La dégradation du patrimoine urbain dans un contexte de risque sismique
Il convient tout d’abord de dresser un tableau d’une situation complexe, où se mélangent diverses problématiques spatiales : la conservation du patrimoine à différentes échelles dans un milieu urbain, l’analyse d’un contexte de risque sismique, ses facteurs et ses conséquences, ainsi que les politiques de gestion de ce risque qui déterminent une organisation spatiale d’une société. Ces thématiques s’entremêlent de différentes manières : il s’agit donc en premier lieu de constater ces liens, leurs ressorts et leurs conséquences spatiales. Il importe de ne pas simplement établir une liste ordonnée de ces corrélations, mais de montrer comment le terrain – en l’occurrence les trois villes étudiées : Noto, Assise, Gémone – permet de porter un regard éclairant sur ces problématiques.

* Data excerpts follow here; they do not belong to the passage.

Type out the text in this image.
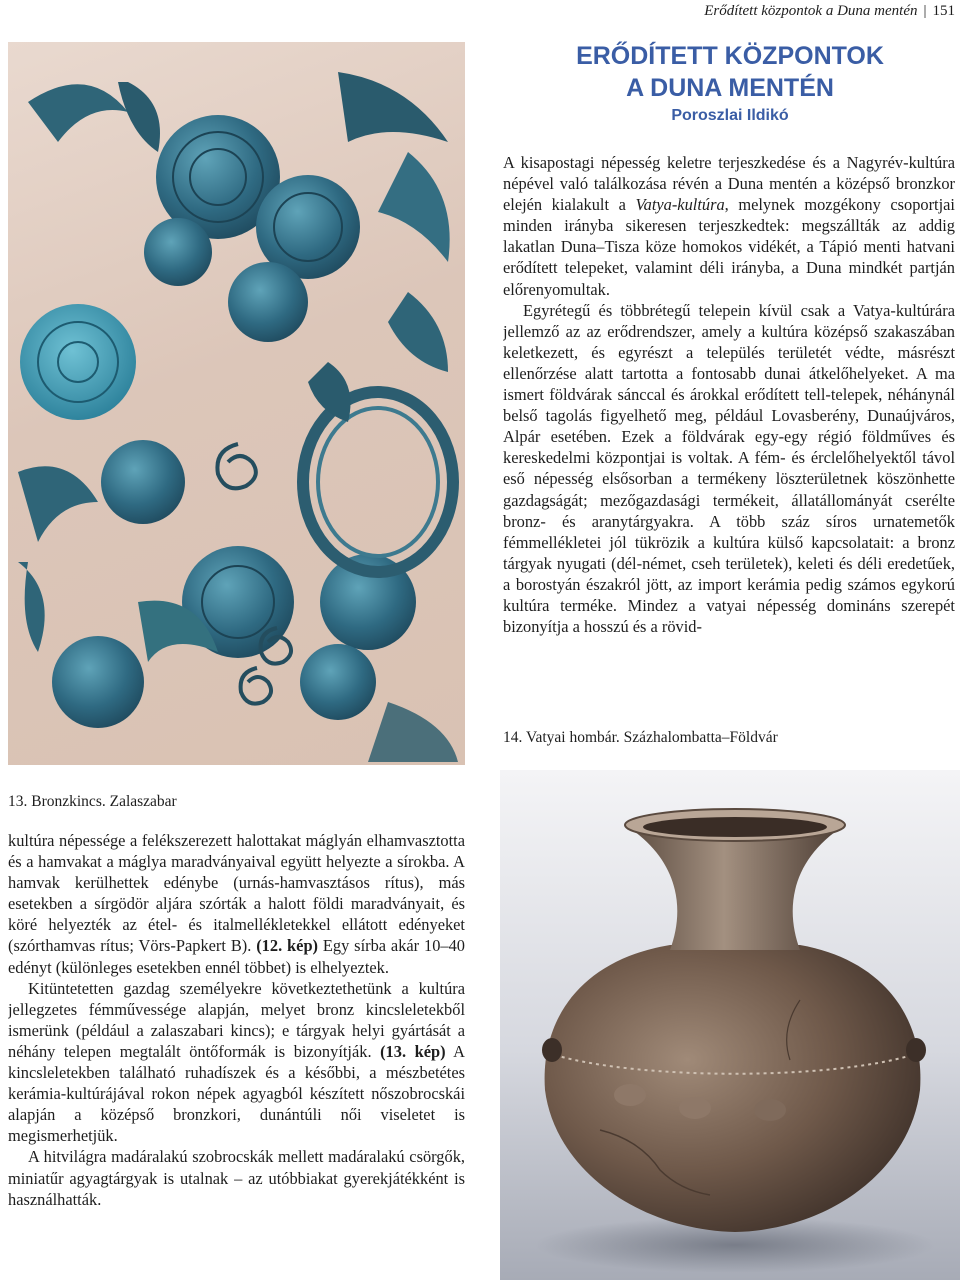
Erődített központok a Duna mentén | 151
ERŐDÍTETT KÖZPONTOK
A DUNA MENTÉN
Poroszlai Ildikó

A kisapostagi népesség keletre terjeszkedése és a Nagyrév-kultúra népével való találkozása révén a Duna mentén a középső bronzkor elején kialakult a Vatya-kultúra, melynek mozgékony csoportjai minden irányba sikeresen terjeszkedtek: megszállták az addig lakatlan Duna–Tisza köze homokos vidékét, a Tápió menti hatvani erődített telepeket, valamint déli irányba, a Duna mindkét partján előrenyomultak.

Egyrétegű és többrétegű telepein kívül csak a Vatya-kultúrára jellemző az az erődrendszer, amely a kultúra középső szakaszában keletkezett, és egyrészt a település területét védte, másrészt ellenőrzése alatt tartotta a fontosabb dunai átkelőhelyeket. A ma ismert földvárak sánccal és árokkal erődített tell-telepek, néhánynál belső tagolás figyelhető meg, például Lovasberény, Dunaújváros, Alpár esetében. Ezek a földvárak egy-egy régió földműves és kereskedelmi központjai is voltak. A fém- és érclelőhelyektől távol eső népesség elsősorban a termékeny löszterületnek köszönhette gazdagságát; mezőgazdasági termékeit, állatállományát cserélte bronz- és aranytárgyakra. A több száz síros urnatemetők fémmellékletei jól tükrözik a kultúra külső kapcsolatait: a bronz tárgyak nyugati (dél-német, cseh területek), keleti és déli eredetűek, a borostyán északról jött, az import kerámia pedig számos egykorú kultúra terméke. Mindez a vatyai népesség domináns szerepét bizonyítja a hosszú és a rövid-

14. Vatyai hombár. Százhalombatta–Földvár
13. Bronzkincs. Zalaszabar

kultúra népessége a felékszerezett halottakat máglyán elhamvasztotta és a hamvakat a máglya maradványaival együtt helyezte a sírokba. A hamvak kerülhettek edénybe (urnás-hamvasztásos rítus), más esetekben a sírgödör aljára szórták a halott földi maradványait, és köré helyezték az étel- és italmellékletekkel ellátott edényeket (szórthamvas rítus; Vörs-Papkert B). (12. kép) Egy sírba akár 10–40 edényt (különleges esetekben ennél többet) is elhelyeztek.

Kitüntetetten gazdag személyekre következtethetünk a kultúra jellegzetes fémművessége alapján, melyet bronz kincsleletekből ismerünk (például a zalaszabari kincs); e tárgyak helyi gyártását a néhány telepen megtalált öntőformák is bizonyítják. (13. kép) A kincsleletekben található ruhadíszek és a későbbi, a mészbetétes kerámia-kultúrájával rokon népek agyagból készített nőszobrocskái alapján a középső bronzkori, dunántúli női viseletet is megismerhetjük.

A hitvilágra madáralakú szobrocskák mellett madáralakú csörgők, miniatűr agyagtárgyak is utalnak – az utóbbiakat gyerekjátékként is használhatták.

L’hypothèse la plus commune et le lien le plus immédiat entre ces problématiques est la dégradation du patrimoine urbain comme résultante du risque sismique. Et de fait, il apparaît, sur le terrain, une forte dégradation du patrimoine architectural urbain dans certaines des communes les plus soumises au risque sismique : dégradation insidieuse à Assise, beaucoup plus flagrante à Noto, et une destruction quasi totale à Gémone, voici trente ans. Toutefois, une lecture à peine plus attentive des facteurs de ces dégradations et des politiques de gestion du risque sismique fait apparaître que les situations sont beaucoup plus complexes. La gestion du risque sismique n’est-elle pas un instrument de protection des édifices, donc de conservation du patrimoine ? Mais alors, comment s’explique la dégradation constatée du patrimoine urbain ? Cette première partie s’appliquera à décrire la situation dans les trois communes étudiées ; nous tenterons de montrer quelles sont les logiques sociospatiales qui ont mené à ces situations, en soulignant les liens tissés entre les différents acteurs sociaux et la complexité des organisations du territoire qui en découlent.

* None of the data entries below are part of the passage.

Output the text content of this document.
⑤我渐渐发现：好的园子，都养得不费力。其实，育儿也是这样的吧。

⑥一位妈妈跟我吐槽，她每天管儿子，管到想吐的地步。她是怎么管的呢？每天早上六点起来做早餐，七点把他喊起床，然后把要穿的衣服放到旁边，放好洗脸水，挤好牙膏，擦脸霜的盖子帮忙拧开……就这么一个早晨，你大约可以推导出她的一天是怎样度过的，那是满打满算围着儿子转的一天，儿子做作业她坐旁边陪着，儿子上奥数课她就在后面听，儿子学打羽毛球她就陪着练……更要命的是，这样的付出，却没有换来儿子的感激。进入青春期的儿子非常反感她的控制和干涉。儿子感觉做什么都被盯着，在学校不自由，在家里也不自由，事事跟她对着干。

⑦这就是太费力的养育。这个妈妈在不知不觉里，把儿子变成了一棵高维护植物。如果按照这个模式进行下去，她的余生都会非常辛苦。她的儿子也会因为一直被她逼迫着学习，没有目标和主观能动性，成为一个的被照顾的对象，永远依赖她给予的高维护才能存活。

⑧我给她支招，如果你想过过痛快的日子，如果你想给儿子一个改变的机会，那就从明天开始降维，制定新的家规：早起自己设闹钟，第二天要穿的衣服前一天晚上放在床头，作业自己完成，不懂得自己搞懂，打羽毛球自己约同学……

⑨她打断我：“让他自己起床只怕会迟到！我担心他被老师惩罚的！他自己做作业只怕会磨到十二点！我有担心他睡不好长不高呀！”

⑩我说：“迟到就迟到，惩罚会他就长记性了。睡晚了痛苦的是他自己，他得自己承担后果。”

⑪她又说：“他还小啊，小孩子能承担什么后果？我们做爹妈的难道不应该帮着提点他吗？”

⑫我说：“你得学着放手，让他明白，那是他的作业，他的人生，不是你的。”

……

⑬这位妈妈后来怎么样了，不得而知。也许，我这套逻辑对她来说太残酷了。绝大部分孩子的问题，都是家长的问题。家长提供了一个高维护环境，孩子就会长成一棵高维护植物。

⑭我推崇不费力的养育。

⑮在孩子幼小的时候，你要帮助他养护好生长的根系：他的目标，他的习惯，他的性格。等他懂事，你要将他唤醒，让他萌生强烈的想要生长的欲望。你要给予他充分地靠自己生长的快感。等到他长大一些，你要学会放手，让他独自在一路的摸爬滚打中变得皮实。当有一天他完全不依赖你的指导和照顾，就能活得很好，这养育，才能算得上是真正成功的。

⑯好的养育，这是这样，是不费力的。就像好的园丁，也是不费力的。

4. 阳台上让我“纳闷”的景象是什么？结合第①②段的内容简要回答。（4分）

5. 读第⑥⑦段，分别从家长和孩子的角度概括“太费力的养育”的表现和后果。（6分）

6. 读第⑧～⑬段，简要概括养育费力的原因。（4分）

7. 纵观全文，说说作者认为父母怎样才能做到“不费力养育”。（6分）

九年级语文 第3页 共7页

La difficile conservation d’un patrimoine urbain dégradé
L’Italie est couramment considérée comme le pays le plus riche du monde en matière de patrimoine artistique et culturel, notamment architectural. Incontestablement, une grande partie du bâti urbain italien constitue une richesse patrimoniale, reconnue d’ailleurs par l’UNESCO. Dans ce contexte, il est d’autant plus frappant de constater l’état général de dégradation de ce patrimoine architectural urbain. Les travaux de consolidation, avec leurs cortèges d’échafaudages et de grues, sont omniprésents dans les paysages urbains, tandis que dans les centres anciens, les édifices interdits au public pour des raisons de sécurité sont légion. C’était le cas de près d’une vingtaine d’églises dans la seule ville de Noto à la fin des années 1990. Comment expliquer cette situation paradoxale et, par bien des aspects, potentiellement dangereuse ? Comment expliquer le manque d’attention dont pâtit ce patrimoine exceptionnel ? Le cas spécifique de l’Italie est-il représentatif d’une tendance plus générale ?

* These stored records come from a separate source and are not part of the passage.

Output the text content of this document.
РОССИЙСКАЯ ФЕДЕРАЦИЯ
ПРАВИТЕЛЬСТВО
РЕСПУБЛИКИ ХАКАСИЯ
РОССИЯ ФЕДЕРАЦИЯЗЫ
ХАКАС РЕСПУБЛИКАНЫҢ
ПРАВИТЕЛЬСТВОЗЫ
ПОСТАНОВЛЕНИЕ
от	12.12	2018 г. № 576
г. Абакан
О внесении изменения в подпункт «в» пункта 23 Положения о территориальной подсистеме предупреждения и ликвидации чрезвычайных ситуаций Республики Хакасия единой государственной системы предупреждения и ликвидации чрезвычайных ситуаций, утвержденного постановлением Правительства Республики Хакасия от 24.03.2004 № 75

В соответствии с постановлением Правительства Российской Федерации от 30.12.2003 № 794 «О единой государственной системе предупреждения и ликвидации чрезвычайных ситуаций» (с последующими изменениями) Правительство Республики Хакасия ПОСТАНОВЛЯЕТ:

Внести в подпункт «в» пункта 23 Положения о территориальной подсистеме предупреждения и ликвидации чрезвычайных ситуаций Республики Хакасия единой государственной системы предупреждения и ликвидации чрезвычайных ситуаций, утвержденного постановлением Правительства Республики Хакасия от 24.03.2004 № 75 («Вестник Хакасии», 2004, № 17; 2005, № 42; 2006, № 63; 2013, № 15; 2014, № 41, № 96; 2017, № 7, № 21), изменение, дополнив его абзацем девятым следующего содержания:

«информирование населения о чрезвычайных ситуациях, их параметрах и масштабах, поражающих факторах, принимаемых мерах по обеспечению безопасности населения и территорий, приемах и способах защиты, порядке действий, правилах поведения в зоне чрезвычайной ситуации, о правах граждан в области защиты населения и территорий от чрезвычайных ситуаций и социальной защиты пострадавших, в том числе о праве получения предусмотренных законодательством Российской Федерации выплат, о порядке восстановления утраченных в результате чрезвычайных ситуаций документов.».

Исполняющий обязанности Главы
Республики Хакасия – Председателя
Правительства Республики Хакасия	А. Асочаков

« Pour des raisons multiples, qui tiennent à la nouvelle phase de la civilisation dénommée maintenant « post-industrielle », à l’occupation complète de l’espace, à l’inquiétude des générations, le fonds patrimonial est en effet devenu une préoccupation sérieuse, parfois obsédante. Une fois de plus, s’est vérifié le fait que seuls des désastres, des crises, des malheurs, des crimes éveillent l’attention, comme si l’on abordait toujours trop tard des situations auxquelles on s’est mal préparé. Peut-être le prix des objets de ce type ne se révèle-t-il que dans le manque. La familiarité quotidienne oblitère, dans les sociétés comme chez les particuliers, les raisons de l’attachement à ces données proches que nous embrassons maintenant dans la notion . » .
J.-P. Babelon et A. Chastel, éminents spécialistes du patrimoine, soulignent avec une certaine amertume le lien entre la destruction d’un patrimoine et la consécutive prise de conscience de l’importance de l’objet patrimonial en question ; mais cette phrase implique surtout, de façon moins affirmative mais tout autant amère, que la destruction du patrimoine est une conséquence de ce manque de conscience. En effet, si « seuls des désastres éveillent l’attention », si l’attention est insuffisante avant le désastre, on aboutit à « des situations auxquelles on s’est mal préparé » : le désastre est une conséquence de ce manque d’attention, dont résulte un manque d’entretien ; de même, le désastre est aggravé par l’absence de préparation à la situation d’urgence.
Ces affirmations peuvent sembler rapides, et très générales. Elles sont cependant représentatives de certaines interrogations qui ont dirigé notre travail de recherche : qu’est-ce que le patrimoine et comment les sociétés qui en sont gardiennes le gèrent-elles ? Comment expliquer le contraste entre le désir de conservation de ce patrimoine, et la dégradation, voire la destruction, de certains monuments majeurs ? Est-ce la destruction du patrimoine, suite à un désastre, qui génère au sein de ces sociétés un désir de conservation du patrimoine ? Et dans ce cas, comment gérer la situation, quelle politique adopter face à des exigences de conservation patrimoniale et de gestion du risque qui sont parfois contradictoires ? Comment réconcilier le court terme et le long terme, quand les probabilités d’occurrence d’un désastre se situent sur une échelle de temps longue, alors que les collectivités retournent rapidement dans « la familiarité quotidienne [qui] oblitère, dans les sociétés comme chez les particuliers, les raisons de l’attachement » à ce patrimoine ?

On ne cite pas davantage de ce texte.